|Title:||Ilissos Temple Frieze|
|Findspot:||Found at Athens|
|Summary:||Quiet figures in landscape/Abduction|
|Original or Copy:||Original|
|Date:||ca. 435 BC - ca. 420 BC|
|Dimensions:||H. 0.47 m; D. 0.51-0.57 m, H. of relief 0.045 m. Slab B: W. 0.90 m. Slab C2: W. 0.67 m. W. of slab C2 with C1 (Vienna) 0.96 m. Slab D: W. 0.93 m|
Of the six slabs which survive from the frieze of the Temple on the Ilissos (five are more or less complete and there is a small fragment of a sixth), two complete slabs (B and D) and part of another (C 2) are in Berlin. The joining fragment (C 1) and another complete slab (E) are in Vienna (
Slabs B and C may well have abutted one another; in any case, the scenes on these slabs are clearly related even though the subject has not been identified. A series of men sit or stand in quiet poses. From the left, beginning with B, a bearded man in a himation faces forward, both hands in front of his chest. On the right, two men are seated on a rocky outcropping with two summits. The center figure wears his himation over his left shoulder, seems to be bearded and sits with his left hand raised to his mouth. The figure on the right is perhaps younger, unbearded, wears his himation around his hips and sits with both hands in his lap. Below each of them is an object or objects. On the right the tied sack and bundle are clear enough. On the left the object has been called a pilos and a bucket, but perhaps it is also a sack. Other similar objects appear on the small fragment in Athens, so that it must belong to the same series of slabs. The next figure, on the left side of C1 (in Vienna, no photo in Perseus but see photo of entire slab including cast in Blümel), sits facing slightly left. His rocky seat may be part of the same outcrop depicted on B. He also is bearded, rests his right hand in his lap and extends his left arm outward, from which hangs his himation. The center figure (C2) reaches up with his right arm (only shoulder extant) and leans slightly right. The figure on the far right (C2) leans heavily on a staff, legs crossed, himation draped very loosely around his hips. He appears to look right, which suggests the continuation of the scene in that direction. The figures are relatively isolated and appear to have little to do with one another. The significance of the objects is not clear.

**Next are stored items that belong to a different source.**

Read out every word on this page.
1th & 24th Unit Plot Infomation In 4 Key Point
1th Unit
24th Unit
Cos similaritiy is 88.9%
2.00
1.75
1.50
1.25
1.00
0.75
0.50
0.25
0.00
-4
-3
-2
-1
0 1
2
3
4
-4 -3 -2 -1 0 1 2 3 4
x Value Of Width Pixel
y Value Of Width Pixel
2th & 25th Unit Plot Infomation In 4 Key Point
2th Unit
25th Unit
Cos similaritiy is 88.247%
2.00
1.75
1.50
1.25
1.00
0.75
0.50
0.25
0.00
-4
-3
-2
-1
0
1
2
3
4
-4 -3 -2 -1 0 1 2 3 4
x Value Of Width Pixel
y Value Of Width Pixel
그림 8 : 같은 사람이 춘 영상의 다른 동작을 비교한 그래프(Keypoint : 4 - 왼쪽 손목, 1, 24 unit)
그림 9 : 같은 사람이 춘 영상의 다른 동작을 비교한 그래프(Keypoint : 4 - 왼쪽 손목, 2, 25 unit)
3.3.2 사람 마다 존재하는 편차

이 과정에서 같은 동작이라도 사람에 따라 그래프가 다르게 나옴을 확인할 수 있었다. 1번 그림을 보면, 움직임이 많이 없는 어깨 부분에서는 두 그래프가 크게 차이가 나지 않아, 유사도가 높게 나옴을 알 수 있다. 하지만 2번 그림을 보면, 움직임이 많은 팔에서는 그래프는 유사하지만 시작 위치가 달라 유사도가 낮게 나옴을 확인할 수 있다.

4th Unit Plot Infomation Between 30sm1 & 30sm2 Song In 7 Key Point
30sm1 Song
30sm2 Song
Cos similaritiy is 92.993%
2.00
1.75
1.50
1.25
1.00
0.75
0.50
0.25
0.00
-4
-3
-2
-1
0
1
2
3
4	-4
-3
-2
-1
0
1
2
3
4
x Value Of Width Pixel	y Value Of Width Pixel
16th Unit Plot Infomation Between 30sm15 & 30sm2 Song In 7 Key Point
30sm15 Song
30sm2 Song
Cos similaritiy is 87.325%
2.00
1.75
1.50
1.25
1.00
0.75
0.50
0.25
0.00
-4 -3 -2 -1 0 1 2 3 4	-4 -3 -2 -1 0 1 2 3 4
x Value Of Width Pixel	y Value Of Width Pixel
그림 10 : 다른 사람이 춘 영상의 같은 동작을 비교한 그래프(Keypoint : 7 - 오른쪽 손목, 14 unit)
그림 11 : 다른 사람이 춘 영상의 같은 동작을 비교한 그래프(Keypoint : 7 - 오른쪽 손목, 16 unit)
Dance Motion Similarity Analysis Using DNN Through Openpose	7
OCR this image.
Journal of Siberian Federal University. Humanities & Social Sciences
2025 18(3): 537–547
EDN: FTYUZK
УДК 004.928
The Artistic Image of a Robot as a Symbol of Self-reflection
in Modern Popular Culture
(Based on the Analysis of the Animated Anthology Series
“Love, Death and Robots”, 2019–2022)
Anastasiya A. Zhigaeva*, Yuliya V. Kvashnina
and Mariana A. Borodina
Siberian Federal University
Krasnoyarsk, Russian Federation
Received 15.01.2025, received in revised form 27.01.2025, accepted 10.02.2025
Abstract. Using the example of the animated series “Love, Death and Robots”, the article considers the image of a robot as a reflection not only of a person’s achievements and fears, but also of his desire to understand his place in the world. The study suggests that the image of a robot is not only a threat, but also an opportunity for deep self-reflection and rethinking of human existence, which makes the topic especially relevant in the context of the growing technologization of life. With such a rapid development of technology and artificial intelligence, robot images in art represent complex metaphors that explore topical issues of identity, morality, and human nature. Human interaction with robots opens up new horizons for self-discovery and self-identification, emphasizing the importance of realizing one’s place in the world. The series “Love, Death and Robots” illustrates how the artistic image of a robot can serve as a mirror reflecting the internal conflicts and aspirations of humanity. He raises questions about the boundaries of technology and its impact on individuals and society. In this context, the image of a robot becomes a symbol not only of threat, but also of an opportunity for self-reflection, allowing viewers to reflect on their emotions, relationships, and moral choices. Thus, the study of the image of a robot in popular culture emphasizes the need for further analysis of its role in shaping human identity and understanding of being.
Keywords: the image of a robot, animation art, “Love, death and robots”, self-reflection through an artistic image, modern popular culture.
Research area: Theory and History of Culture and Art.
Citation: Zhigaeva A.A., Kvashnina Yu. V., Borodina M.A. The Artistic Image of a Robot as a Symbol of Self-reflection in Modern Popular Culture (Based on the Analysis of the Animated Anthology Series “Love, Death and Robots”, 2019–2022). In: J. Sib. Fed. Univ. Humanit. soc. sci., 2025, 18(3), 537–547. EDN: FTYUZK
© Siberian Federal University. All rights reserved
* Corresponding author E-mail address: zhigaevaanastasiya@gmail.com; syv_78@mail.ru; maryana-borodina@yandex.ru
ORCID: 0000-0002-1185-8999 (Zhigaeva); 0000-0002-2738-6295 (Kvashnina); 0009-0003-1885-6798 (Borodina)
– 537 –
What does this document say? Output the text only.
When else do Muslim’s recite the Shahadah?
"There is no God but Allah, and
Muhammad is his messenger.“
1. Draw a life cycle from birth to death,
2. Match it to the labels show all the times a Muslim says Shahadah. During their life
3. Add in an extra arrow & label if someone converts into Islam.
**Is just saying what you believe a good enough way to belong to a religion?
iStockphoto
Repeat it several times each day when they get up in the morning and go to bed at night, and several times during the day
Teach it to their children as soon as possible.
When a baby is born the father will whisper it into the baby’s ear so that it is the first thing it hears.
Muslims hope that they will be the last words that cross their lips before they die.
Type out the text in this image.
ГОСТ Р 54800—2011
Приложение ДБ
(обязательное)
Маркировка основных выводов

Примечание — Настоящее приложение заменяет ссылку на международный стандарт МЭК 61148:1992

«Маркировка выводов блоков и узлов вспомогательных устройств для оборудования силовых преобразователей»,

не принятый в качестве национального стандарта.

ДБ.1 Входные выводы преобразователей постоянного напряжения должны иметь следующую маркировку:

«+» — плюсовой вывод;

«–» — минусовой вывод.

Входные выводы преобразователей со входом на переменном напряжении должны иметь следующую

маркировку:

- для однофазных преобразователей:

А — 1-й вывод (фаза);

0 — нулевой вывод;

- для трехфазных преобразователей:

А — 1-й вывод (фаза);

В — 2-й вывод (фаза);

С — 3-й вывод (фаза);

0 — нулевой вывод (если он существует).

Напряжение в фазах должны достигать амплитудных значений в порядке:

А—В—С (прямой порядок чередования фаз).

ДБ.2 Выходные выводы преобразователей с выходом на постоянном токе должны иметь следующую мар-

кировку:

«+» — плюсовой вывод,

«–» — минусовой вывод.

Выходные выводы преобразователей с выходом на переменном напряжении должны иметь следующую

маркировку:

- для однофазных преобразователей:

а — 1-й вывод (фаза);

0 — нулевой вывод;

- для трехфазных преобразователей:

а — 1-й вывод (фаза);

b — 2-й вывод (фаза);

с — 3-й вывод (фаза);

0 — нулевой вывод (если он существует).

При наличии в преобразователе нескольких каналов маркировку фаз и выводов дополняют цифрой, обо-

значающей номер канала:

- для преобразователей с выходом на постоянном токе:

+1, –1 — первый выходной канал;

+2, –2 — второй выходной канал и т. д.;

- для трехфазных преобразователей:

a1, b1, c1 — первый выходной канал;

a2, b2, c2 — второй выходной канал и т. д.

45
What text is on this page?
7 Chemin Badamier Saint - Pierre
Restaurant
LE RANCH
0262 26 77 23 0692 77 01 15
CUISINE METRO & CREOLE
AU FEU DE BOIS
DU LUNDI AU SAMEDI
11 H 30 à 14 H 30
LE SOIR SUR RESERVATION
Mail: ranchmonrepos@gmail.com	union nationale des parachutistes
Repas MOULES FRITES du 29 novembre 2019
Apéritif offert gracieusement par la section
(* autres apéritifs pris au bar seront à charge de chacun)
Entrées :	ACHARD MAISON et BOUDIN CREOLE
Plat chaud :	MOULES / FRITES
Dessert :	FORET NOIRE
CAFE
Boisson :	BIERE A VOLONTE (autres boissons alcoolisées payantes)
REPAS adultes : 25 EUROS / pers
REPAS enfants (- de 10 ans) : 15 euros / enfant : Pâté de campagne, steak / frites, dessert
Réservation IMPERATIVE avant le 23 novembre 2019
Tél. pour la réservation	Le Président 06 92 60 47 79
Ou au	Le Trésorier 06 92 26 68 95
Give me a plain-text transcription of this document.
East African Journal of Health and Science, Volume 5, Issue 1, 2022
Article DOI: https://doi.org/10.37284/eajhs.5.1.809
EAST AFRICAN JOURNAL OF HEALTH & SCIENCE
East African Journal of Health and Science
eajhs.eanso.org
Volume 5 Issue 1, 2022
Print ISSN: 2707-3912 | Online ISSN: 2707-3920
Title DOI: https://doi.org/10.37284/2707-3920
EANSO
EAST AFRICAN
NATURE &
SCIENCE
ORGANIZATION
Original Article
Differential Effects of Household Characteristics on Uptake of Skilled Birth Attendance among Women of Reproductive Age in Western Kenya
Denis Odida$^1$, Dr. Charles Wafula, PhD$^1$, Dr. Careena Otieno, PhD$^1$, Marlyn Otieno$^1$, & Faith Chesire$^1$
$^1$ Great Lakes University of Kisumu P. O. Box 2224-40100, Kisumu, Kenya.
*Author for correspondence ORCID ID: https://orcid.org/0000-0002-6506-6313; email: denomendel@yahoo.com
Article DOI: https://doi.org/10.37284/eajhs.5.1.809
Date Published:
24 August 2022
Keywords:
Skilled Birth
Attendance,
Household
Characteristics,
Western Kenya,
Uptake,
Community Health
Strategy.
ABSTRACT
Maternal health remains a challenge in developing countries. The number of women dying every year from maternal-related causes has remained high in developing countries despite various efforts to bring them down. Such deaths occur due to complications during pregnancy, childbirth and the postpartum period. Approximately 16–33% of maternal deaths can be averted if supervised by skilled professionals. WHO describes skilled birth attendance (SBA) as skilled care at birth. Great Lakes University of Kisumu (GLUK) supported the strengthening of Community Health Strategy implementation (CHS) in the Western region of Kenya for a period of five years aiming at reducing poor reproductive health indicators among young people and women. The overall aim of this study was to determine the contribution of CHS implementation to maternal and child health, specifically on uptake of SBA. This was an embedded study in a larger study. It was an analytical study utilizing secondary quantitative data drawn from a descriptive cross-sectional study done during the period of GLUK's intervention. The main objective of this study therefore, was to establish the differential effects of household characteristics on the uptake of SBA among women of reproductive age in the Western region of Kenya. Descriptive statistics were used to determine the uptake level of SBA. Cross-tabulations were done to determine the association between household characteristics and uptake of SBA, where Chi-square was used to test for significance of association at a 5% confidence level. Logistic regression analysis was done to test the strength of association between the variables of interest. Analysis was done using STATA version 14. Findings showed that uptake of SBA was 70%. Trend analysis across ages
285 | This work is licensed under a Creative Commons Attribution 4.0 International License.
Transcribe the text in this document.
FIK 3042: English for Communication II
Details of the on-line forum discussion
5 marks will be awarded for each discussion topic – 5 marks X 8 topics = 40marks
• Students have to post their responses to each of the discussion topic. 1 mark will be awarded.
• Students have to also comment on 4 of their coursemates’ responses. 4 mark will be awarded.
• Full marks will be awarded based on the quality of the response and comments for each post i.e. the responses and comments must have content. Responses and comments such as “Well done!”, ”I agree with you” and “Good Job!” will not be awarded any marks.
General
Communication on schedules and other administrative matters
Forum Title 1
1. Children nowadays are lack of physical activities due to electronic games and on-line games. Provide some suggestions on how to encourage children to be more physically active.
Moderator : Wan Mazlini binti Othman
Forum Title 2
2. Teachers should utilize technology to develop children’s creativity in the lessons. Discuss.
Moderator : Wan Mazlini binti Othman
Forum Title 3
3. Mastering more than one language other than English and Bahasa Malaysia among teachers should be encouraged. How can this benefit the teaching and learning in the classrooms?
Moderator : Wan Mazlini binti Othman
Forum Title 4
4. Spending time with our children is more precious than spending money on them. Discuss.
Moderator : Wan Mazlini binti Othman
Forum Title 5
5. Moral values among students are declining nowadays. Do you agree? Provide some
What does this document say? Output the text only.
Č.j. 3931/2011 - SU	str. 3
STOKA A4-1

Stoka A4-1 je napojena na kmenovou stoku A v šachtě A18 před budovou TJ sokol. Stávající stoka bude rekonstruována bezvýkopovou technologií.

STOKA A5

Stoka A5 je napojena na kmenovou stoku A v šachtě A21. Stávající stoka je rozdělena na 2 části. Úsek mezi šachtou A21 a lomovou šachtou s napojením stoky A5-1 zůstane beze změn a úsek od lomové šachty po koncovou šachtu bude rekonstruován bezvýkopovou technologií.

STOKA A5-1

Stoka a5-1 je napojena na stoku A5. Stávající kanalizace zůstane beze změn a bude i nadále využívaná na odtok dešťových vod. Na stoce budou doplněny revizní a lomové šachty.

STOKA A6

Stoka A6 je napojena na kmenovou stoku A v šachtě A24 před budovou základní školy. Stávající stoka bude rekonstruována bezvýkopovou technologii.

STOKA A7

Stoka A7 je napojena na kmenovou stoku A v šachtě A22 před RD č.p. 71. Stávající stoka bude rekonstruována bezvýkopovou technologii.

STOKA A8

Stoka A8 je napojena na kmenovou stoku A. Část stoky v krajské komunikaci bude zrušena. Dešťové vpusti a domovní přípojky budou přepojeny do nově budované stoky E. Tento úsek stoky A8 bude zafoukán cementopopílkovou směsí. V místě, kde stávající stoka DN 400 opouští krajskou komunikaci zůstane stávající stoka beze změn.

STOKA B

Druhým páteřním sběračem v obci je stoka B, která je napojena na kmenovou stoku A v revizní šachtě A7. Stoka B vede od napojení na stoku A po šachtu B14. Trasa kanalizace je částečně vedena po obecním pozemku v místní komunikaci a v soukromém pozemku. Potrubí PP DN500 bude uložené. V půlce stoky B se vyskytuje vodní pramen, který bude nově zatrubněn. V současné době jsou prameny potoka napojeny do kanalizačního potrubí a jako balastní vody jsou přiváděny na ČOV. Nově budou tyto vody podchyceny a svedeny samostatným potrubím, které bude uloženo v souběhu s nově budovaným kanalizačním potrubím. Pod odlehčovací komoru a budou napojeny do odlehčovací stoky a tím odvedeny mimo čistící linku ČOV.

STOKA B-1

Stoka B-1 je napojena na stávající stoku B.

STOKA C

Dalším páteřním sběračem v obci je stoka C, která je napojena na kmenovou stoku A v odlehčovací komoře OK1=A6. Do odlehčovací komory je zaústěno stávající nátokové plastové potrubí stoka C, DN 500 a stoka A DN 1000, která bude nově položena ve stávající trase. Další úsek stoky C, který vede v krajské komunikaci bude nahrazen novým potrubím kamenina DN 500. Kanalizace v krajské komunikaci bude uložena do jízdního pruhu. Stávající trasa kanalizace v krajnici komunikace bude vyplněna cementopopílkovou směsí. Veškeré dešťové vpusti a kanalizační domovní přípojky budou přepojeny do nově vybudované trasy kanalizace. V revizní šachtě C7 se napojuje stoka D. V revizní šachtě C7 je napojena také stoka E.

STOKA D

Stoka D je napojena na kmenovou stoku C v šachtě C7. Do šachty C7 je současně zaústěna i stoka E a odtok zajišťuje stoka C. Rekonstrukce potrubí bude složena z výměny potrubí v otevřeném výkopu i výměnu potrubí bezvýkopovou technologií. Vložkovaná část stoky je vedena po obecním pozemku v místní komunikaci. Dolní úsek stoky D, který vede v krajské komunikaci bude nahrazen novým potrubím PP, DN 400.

Slab D appears to treat another subject entirely, though it relates to the complete slabs in Vienna and Athens. The subject involves abductions of women. On the left, a man in a chlamys carries off a woman. He holds her around the waist; with her right hand, she holds her himation. A second woman, drapery flying out behind her, flees left. This takes place on level but rocky terrain. On the right a man chases the woman. He is close enough to have grabbed her himation with his outstretched arm. The is a gap in the ground cover, however, and he appears to leap over a crevasse. On the far right stands a child, a young girl, watching the action. On the slab in Vienna, a figure clutches a pillar, apparently seeking sanctuary. Another carries a child.
Various subjects have been proposed: e.g., Theseus and Peirithoos as the travelers who carry sacks. But no solution has been proven. The identity of the deity to whom the temple was dedicated is also unknown, thus providing no clue. It does appear likely from the division of the extant slabs that more than one subject was represented. It is reasonable to suppose that the subjects were divided among the four sides of the building, as in the case of the Temple of Athena Nike, its near twin
Date Description: For many years the Ilissos Temple, thought by some to have been the Temple of Artemis Agrotera, was dated to the early 440s, at the beginning of the Periklean building campaign. More recently the temple has been down-dated, on the basis of new archaeological evidence and a reconsideration of the style of the architecture and sculpture. In 1962 Travlos located the retaining wall of the temple peribolos through excavation, and found in it fill datable to the third quarter of the fifth century, but no later. In 1978 Picön studied the frieze and concluded that its style was close to that of the Nike temple, and should be dated in the 420s (
Condition: Nearly complete
Condition Description: This piece comprises two slabs and a fragment of a third, which joins another fragment in Vienna. The corners and edges are worn. The heads of the figures are mostly destroyed. Extremely weathered.
Material Description: Pentelic marble
Associated Building: Athens, Ilissos Temple
Collection History: Acquired in 1897 from the Palazzo Giustiniani in Venice.